Starbucks. Photograph by Marco Paköeningrat
Starbucks is one of a number of companies that have recently been shown to be avoiding paying their “fair share” of tax into the UK economy. Their negligible tax bill has been the result of legal tax avoidance, but that has not stopped there being a continued campaign against the company by groups such as UK Uncut and more recently being brought in front of a Commons committee to explain their situation.
Kris Engskov, managing director of Starbucks UK, announced that the company would pay up to £20 million in extra tax over the next two years, describing the payments as:
“A significant amount of tax during 2013 and 2014, regardless of whether the company is profitable during these years”
Such a voluntary move is unprecedented, with other “tax efficient” international corporations such as Google, Amazon, and AOL (owner of the Huffington Post) remaining resolute that they should not have to pay any more than they already do.

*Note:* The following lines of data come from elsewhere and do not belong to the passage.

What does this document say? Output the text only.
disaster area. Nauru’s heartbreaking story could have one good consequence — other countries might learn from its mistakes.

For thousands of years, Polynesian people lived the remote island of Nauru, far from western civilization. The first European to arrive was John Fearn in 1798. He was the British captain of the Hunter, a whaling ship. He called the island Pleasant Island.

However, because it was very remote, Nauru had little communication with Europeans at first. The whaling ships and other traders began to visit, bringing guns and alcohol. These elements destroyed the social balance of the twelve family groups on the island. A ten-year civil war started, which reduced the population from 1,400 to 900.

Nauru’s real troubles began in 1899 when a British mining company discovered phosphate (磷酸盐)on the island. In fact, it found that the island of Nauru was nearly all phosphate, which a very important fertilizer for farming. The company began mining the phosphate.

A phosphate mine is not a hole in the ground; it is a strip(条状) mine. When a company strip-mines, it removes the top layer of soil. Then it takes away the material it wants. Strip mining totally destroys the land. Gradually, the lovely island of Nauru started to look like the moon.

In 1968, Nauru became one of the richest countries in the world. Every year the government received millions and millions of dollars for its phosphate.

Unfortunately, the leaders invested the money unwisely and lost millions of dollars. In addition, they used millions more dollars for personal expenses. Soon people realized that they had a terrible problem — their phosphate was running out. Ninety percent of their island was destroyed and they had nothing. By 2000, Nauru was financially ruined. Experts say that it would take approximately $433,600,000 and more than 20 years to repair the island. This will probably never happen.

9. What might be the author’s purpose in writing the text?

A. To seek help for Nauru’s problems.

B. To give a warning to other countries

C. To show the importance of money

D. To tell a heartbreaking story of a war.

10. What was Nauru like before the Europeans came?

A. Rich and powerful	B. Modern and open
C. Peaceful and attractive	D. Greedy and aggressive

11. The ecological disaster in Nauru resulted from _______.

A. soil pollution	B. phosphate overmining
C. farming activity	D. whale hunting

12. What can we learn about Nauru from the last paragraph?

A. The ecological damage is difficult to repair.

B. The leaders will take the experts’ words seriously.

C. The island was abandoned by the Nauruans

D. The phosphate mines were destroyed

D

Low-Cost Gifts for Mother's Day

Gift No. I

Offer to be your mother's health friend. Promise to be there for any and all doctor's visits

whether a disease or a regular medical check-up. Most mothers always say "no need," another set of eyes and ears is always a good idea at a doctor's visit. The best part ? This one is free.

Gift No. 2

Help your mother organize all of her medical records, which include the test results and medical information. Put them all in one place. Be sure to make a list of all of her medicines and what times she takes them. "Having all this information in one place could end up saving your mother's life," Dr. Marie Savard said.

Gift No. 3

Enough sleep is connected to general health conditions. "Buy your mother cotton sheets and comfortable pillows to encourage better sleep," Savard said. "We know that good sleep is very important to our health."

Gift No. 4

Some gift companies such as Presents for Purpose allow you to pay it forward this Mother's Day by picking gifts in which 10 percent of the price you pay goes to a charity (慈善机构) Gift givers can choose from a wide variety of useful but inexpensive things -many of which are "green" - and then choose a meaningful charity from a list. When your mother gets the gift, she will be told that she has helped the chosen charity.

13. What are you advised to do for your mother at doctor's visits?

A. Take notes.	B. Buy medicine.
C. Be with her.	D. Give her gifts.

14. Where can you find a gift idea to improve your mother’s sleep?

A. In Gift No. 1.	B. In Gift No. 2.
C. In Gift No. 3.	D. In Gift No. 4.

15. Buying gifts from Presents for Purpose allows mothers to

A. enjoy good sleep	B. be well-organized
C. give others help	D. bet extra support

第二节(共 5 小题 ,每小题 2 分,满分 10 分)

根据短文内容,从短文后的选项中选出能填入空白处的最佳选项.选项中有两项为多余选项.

HM Revenue and Customs restated that corporation tax was not voluntary, saying:
“The public expects businesses to pay their fair share and HMRC will challenge, through the courts if necessary, any structures or tax payments that do not comply with the UK tax law.”
UK Uncut has said that its protests against Starbucks would continue unabated, saying:
“Offering to pay some tax if and when it suits you doesn’t stop you being a tax dodger. Today’s announcement is just a desperate attempt to deflect public pressure…The £10m that Starbucks has estimated it may end up paying is £5m less than that paid by their nearest competitor Costa coffee.”